Opening day was always a great day for the Royals, Orioles, Pirates and Cubs fans, because there was the optimism. “Maybe this is going to be the year.” Opening Day for me was always me laughing at the experts who were predicting this was going to be the year a different team won the East. I knew they were going to be wrong. That was one of the joys of Opening Day. While most people’s season was going to be over by late July, I knew I was going to be rolling strong well into October.
The last few years have been a different story. Things have changed a bit in baseball and the Braves have not been part of the postseason. As a result, Opening Day didn’t have that same luster as in the past. There was no banner being hung at Turner Field. The question being asked now has been, are the Braves going to get back to the playoffs. As good as the Phillies (and Mets to an extent) have been, it was easy to see the answer was probably "no."
Monday however was a little different. No banner was being hung at Turner Field and the Phillies are pretty much considered the best team in the National League. So why did I feel an extra sense of excitement going into Monday? The Braves have had a good spring, but they usually do. No real big free agents came in during the offseason (Billy Wagner is a nice addition, but nothing to get overly excited about). Chipper is coming off a season where his batting average had dropped 100 points from the season before.

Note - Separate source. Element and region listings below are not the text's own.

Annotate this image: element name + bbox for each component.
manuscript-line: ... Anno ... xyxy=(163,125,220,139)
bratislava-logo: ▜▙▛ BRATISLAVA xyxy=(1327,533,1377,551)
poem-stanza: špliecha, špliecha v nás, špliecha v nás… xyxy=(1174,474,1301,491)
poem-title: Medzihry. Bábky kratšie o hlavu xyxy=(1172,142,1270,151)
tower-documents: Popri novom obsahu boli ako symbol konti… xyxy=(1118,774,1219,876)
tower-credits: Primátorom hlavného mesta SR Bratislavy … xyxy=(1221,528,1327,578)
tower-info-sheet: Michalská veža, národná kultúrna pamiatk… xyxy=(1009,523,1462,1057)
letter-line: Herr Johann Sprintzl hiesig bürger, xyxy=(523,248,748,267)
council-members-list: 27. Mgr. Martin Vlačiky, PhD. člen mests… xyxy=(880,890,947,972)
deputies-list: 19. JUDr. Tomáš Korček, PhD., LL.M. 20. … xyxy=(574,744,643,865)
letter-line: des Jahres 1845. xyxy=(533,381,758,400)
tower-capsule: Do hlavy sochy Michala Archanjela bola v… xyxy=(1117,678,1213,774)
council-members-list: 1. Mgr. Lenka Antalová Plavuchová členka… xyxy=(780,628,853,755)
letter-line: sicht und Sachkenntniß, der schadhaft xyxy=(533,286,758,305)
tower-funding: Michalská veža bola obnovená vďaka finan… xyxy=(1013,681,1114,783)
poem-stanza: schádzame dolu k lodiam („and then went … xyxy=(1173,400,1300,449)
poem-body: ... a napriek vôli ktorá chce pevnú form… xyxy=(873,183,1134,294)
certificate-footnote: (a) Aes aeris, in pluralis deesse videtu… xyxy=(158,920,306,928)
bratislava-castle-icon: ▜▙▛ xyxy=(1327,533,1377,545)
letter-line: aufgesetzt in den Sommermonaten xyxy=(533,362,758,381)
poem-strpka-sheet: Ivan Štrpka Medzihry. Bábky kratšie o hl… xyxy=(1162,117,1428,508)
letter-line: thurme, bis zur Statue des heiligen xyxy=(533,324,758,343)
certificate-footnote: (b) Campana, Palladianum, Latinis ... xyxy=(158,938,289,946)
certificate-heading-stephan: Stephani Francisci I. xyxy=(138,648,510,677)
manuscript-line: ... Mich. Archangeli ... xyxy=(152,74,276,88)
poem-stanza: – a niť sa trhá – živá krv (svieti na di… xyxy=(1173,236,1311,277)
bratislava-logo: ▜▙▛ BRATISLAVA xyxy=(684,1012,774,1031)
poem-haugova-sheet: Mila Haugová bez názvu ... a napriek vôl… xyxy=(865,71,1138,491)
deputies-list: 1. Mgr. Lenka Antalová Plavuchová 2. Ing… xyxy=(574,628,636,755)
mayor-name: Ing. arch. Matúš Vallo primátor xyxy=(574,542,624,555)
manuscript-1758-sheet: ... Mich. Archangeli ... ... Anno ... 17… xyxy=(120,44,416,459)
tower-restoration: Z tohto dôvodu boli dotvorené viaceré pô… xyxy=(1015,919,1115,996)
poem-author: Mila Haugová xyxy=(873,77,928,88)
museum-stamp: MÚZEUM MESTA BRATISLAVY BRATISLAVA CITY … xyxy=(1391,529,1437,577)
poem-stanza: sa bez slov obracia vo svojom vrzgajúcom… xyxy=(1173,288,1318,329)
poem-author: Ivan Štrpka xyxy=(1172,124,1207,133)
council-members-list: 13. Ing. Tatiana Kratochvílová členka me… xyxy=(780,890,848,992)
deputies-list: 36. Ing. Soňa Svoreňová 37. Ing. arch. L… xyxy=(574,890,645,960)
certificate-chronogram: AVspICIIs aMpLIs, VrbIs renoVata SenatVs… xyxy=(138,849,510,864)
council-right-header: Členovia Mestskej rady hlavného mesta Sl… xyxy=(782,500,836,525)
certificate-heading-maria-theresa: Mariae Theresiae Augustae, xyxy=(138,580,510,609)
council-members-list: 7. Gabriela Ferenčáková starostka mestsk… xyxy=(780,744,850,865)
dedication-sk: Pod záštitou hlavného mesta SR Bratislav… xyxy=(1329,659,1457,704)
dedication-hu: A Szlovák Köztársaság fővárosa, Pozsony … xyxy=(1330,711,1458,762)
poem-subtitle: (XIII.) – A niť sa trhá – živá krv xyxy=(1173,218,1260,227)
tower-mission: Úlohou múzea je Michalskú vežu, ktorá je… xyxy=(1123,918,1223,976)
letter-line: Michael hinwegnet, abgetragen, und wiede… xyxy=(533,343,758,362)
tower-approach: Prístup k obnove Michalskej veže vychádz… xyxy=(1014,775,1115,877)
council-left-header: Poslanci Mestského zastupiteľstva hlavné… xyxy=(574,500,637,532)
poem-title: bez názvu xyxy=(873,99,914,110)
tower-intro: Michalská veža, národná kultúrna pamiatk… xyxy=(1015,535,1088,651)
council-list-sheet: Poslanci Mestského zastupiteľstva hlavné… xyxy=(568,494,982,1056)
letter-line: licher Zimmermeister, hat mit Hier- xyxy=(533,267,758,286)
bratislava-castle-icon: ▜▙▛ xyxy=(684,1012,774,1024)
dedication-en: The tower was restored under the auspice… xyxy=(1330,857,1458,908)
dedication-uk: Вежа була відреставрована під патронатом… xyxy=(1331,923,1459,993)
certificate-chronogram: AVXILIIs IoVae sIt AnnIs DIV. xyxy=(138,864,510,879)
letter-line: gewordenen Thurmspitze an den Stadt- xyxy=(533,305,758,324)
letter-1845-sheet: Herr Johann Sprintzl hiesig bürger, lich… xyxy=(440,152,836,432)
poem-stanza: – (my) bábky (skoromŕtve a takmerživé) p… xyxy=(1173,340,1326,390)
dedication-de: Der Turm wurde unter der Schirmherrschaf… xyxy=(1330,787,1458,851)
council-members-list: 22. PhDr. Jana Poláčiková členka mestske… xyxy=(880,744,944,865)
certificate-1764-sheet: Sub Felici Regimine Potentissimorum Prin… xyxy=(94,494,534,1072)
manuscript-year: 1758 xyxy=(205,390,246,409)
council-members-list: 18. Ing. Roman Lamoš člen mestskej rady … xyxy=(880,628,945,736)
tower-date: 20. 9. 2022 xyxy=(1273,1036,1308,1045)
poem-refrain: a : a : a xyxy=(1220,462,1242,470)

But I was really looking forward to the game against the Cubs. It didn’t take long to figure out why I was so excited. It was the arrival of Jason Heyward. He has been the story of the spring for the Braves. The can’t miss prospect who had played just 50 games above the Class A level. While I liked everything I had read about him, it was something that happened on August 7 of last year that had me excited about this season. I was at Joe Davis Stadium in Huntsville, Ala. watching my third AA game in three nights. The Mississippi Braves were in town and we were sitting behind home plate. I had a great view of an absolute mammoth shot by Heyward. He hit a ball that I think landed sometime last week. He was just 19 at the time, but you could tell he was going to be a special player.
Heyward isn’t the reason I was watching the Monday afternoon game. I would have been watching because it was Opening Day. Heyward might be the reason I left work at 2 p.m. on Monday to be home by 3 so I could watch the game on my TV sitting on my couch.
When the lineup was announced, I was a little upset when I saw he was hitting in the seven-hole. Unless the Braves had a good first inning I was going to have to wait until the second to see him make his Major League debut. Well the Braves did have a good first inning, and Heyward got that chance to hit in the first. I think because the Braves scored three in the opening frame before his at bat, was actually good for him. He didn’t have time to think about the moment. He just stepped in the box and on the third pitch took a hack.
I had the windows open in the house and I think I could hear the Turner Field crowd roar from 800 miles away. At the very least, I know my neighbors could hear me. Replays where you could hear the fans chanting “Let’s go Heyward” just moments before connecting on a three-run bomb, gave me chills. I wrote one time about “the noise.” A moment in a game that gets the crowd and atmosphere in general to create a noise that "might swim in your ear canals and rustle your soul and electrify your skin and maybe even prolong your life." This was one of those moments.
Yes, there are still 161 more games to go, and the Braves are probably an outside shot at making the playoffs. But this season already seems to have a little more energy, a little more life. I am not going to go Cub fan on you and say that this is our year, but if the rest of the team can feed off the youthful exuberance of a 20-year old in the clubhouse who performed like a seasoned vet on opening day … maybe.